Há uma tradição na imprensa brasileira, especialmente em setores mais alinhados à direita, de distorcer fatos até que a vítima pareça culpada. A mais nova tentativa é com Donald Trump, uma figura notoriamente autoritária e instável, que anunciou taxação de 50% sobre produtos brasileiros a partir de agosto. A justificativa? Um malabarismo diplomático: segundo Trump, trata-se de uma reação ao que ele vê como perseguição a Jair Bolsonaro e ao “autoritarismo” do STF. Mas não se engane a tentativa de colocar essa decisão na conta de Lula é tão absurda quanto perigosa.
Um presidente norte-americano ameaça diretamente a economia brasileira, com impacto especialmente sobre os mais pobres, porque não gosta das decisões soberanas da Justiça de outro país. O vulgo “chantagem internacional” cabe bem pra isso.
Não há surpresa no comportamento de Trump, que vive de criar inimigos imaginários e de usar o comércio como arma política. A surpresa, ou melhor, o cinismo, está em culpar o governo Lula por não agir com mais cautela para evitar a retaliação de um líder que age como um caudilho digital. O que isso quer dizer, afinal? Que o Brasil deveria evitar críticas a Trump com medo de punições econômicas? Que a diplomacia brasileira deve andar em ovos para não ferir os humores de um político estrangeiro que já foi acusado de um crime de estado?
É sempre bom lembrar que Trump, além de tudo, enfrenta dezenas de acusações criminais em seu próprio país da tentativa de golpe à fraude eleitoral. Bolsonaro, por sua vez, responde por falsificação de documentos, tentativa de golpe e roubo de joias públicas. Mas para a direita brasileira, o problema é a reação da Justiça, não os crimes cometidos.
A verdade é que não dá pra justificar o injustificável. E muitos insistem em abraçar um raciocínio perigoso: o de que o Brasil deve se curvar ao capricho de potências externas e manter boas relações à custa da própria soberania.
Curiosamente, a ameaça de Trump acabou gerando um efeito imediato contrário ao que ele esperava: a aprovação do presidente Lula subiu após o anúncio das tarifas. Segundo a pesquisa Genial/Quaest, a aprovação do governo passou de 40% para 43% em julho, enquanto a desaprovação caiu. Dados da AtlasIntel também mostram crescimento na avaliação positiva do governo. Em tempos de tensão externa, a população parece reconhecer em Lula uma postura de defesa da soberania nacional o que ajuda a explicar esse “efeito rally” em sua popularidade.
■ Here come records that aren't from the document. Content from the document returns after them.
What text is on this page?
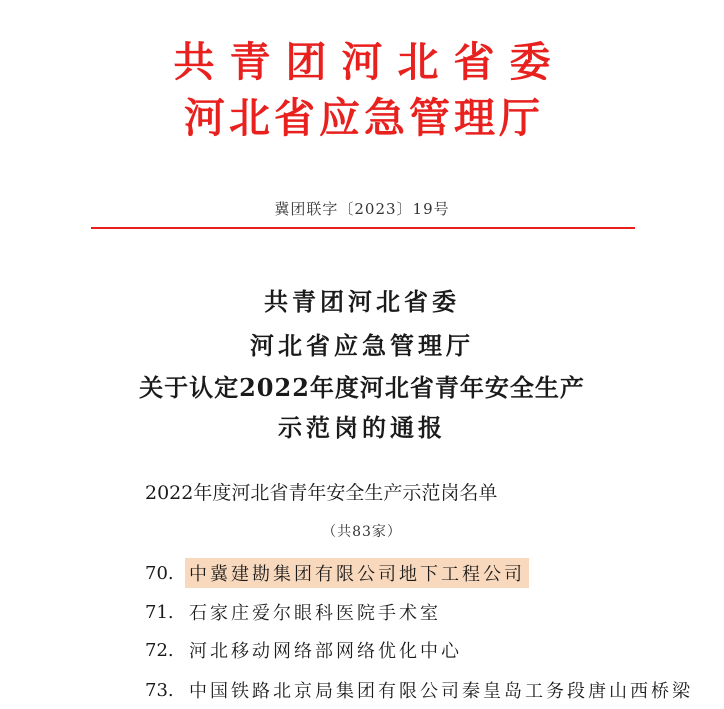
共青团河北省委
河北省应急管理厅
冀团联字〔2023〕19号
共青团河北省委
河北省应急管理厅
关于认定2022年度河北省青年安全生产
示范岗的通报
2022年度河北省青年安全生产示范岗名单
（共83家）
70. 中冀建勘集团有限公司地下工程公司
71. 石家庄爱尔眼科医院手术室
72. 河北移动网络部网络优化中心
73. 中国铁路北京局集团有限公司秦皇岛工务段唐山西桥梁
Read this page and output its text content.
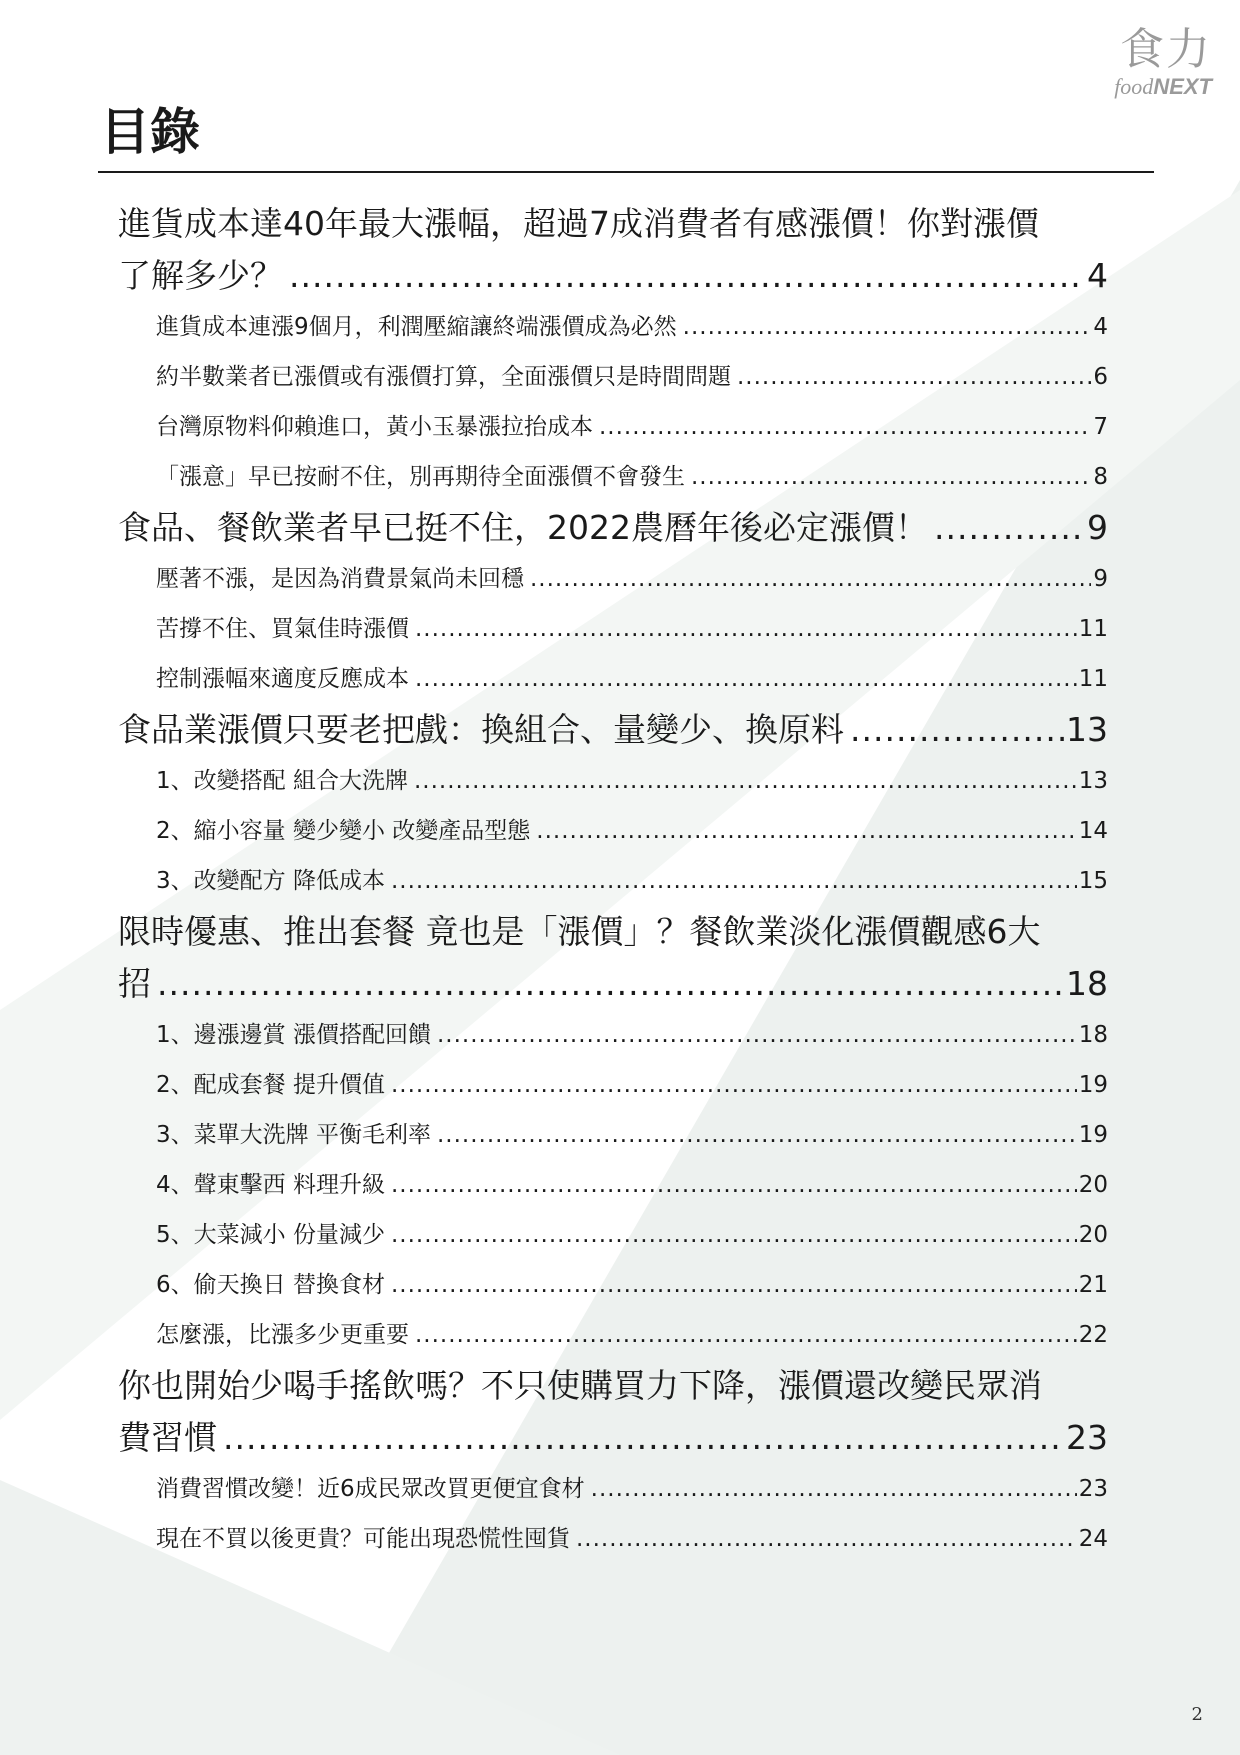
食力
foodNEXT
目錄
進貨成本達40年最大漲幅，超過7成消費者有感漲價！你對漲價
了解多少？ .....	4
進貨成本連漲9個月，利潤壓縮讓終端漲價成為必然 .....	4
約半數業者已漲價或有漲價打算，全面漲價只是時間問題 .....	6
台灣原物料仰賴進口，黃小玉暴漲拉抬成本 .....	7
「漲意」早已按耐不住，別再期待全面漲價不會發生 .....	8
食品、餐飲業者早已挺不住，2022農曆年後必定漲價！ .....	9
壓著不漲，是因為消費景氣尚未回穩 .....	9
苦撐不住、買氣佳時漲價 .....	11
控制漲幅來適度反應成本 .....	11
食品業漲價只要老把戲：換組合、量變少、換原料 .....	13
1、改變搭配 組合大洗牌 .....	13
2、縮小容量 變少變小 改變產品型態 .....	14
3、改變配方 降低成本 .....	15
限時優惠、推出套餐 竟也是「漲價」？餐飲業淡化漲價觀感6大
招 .....	18
1、邊漲邊賞 漲價搭配回饋 .....	18
2、配成套餐 提升價值 .....	19
3、菜單大洗牌 平衡毛利率 .....	19
4、聲東擊西 料理升級 .....	20
5、大菜減小 份量減少 .....	20
6、偷天換日 替換食材 .....	21
怎麼漲，比漲多少更重要 .....	22
你也開始少喝手搖飲嗎？不只使購買力下降，漲價還改變民眾消
費習慣 .....	23
消費習慣改變！近6成民眾改買更便宜食材 .....	23
現在不買以後更貴？可能出現恐慌性囤貨 .....	24
2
Mas o mesmo levantamento indica que esse ganho pode ser frágil. A maioria dos brasileiros, 79% segundo a Quaest, está preocupada com os impactos econômicos da tarifa. Embora mais de 60% considerem a decisão de Trump injustificada, grande parte teme os efeitos na inflação, nos preços e no desemprego. Ou seja, a postura firme de Lula é aprovada, mas o bolso do brasileiro ainda fala mais alto: se o impacto econômico vier, a responsabilidade política pode, injustamente, recair sobre o governo atual.
Esse cenário reforça o absurdo de tentar culpar o Brasil pelas ameaças externas que sofre. O governo precisa, sim, agir com responsabilidade, mas não deve ser refém do humor de líderes autoritários. Se há algo a ser cobrado, é que todos defendam os interesses nacionais com coerência e firmeza, em vez de encontrar desculpas para justificar agressões vindas de fora.
Se há algo que deve unir esquerda, centro e direita, é a defesa da autonomia nacional. Mas para isso, é preciso deixar de lado o vício em culpar Lula até pelos erros alheios. O autoritarismo de Trump pertence a Trump. E não se combate autoritarismo internacional promovendo submissão.